涼が殺気を出しながら言うと、青龍総長が答えた。



蓮「俺達は、ただ謝りに来ただけだ。」



涼「謝りに…?だと。今さら、謝ってどうするんだ!!」


美「涼!いいの。私は、もう青龍を恨んでない。そして、お兄ちゃんも。」



涼「えっ……。」



美「私、お兄ちゃんに言われたんだ。俺はあいつらを恨んでない。だから、復讐なんかで自分の人生無駄にするなってね。
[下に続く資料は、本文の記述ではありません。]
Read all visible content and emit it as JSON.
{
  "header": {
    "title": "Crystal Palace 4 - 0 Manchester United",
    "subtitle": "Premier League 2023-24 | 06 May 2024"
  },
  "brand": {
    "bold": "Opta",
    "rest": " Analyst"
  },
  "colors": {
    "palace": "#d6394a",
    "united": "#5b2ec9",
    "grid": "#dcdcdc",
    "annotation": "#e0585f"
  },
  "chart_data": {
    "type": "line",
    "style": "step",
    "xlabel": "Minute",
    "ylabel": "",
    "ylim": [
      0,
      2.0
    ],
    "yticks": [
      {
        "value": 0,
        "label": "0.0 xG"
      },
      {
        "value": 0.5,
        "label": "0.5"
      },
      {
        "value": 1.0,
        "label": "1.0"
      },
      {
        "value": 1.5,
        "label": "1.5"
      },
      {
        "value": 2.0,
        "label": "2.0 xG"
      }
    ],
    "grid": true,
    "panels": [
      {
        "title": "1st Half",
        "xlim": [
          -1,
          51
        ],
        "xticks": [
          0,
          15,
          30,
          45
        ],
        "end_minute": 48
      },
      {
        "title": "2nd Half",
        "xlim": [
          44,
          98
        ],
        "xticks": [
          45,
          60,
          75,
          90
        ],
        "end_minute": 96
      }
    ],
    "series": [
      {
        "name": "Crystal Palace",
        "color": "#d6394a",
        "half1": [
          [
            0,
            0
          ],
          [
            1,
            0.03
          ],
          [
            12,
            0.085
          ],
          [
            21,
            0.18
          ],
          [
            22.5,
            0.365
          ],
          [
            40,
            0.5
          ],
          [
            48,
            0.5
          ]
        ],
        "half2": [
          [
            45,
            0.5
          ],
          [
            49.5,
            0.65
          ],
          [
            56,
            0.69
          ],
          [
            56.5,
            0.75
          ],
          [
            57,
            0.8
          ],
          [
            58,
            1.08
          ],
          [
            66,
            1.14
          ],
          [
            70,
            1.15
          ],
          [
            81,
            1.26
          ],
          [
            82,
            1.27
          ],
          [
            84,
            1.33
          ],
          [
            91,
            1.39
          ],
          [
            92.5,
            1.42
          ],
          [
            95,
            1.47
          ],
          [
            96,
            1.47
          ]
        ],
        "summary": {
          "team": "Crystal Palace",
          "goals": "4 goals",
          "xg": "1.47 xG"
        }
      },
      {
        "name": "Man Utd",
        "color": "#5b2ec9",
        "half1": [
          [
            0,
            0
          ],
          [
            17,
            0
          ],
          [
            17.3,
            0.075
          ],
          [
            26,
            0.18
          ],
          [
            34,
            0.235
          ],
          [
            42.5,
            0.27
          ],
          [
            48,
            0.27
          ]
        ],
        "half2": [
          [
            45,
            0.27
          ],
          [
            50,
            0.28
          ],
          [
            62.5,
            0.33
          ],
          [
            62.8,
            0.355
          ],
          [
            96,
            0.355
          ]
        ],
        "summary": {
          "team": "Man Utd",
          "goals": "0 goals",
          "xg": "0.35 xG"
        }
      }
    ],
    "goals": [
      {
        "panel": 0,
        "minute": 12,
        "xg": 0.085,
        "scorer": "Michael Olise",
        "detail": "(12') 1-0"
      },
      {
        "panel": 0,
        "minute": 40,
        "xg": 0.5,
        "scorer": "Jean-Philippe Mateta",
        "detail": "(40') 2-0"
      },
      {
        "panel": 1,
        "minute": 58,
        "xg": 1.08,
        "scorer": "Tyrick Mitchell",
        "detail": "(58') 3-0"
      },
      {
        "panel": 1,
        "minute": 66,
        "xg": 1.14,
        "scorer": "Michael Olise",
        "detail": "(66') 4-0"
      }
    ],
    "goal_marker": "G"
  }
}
」



蓮「でも、俺は罪をおかした。刺したのは、俺だ。」



美「……。」



蓮「俺がまだ幹部の頃、総長に命令された。黒蝶の総長を殺してこいって。俺は嫌だった。だが殺らなければ、こいつらの命はないと、人質を取られた。それが、俺以外の幹部だ。総長は、組と手を組んでいて、かなりヤバかった。だから、俺は逆らえなかった。こいつらを守りたかった。仲間が大切なんだ!!本当にごめん!!」



美「もう、いいよ。さっきも言ったけど、もう恨んでない。だから、安心して。仲間を守りたい気持ちも分かるから。」



蓮「ありがとな……。」



青龍は、そう言って出てった。



そういえば、佳奈はどうしたんだろう。



まだ、姫なのかな。



私は青龍を引き留め、聞いてみた。



美「ねぇ、佳奈はどうしたの??」



蓮「あいつは、青龍の姫をやめ、学校も自主退学した。あいつも、後悔してた。でも、会わせる顔がないから、ごめんって伝えておいてって言われた。だが、お前が忘れてるなら、それでよかったと俺は思った。」



美「そっか。ありがとう。」


そして、次こそ本当に青龍は出ていった。



後から聞いた話だが、あの日前の代の総長は来ていなかったらしい。



本当は呼んでいなかったんだとか。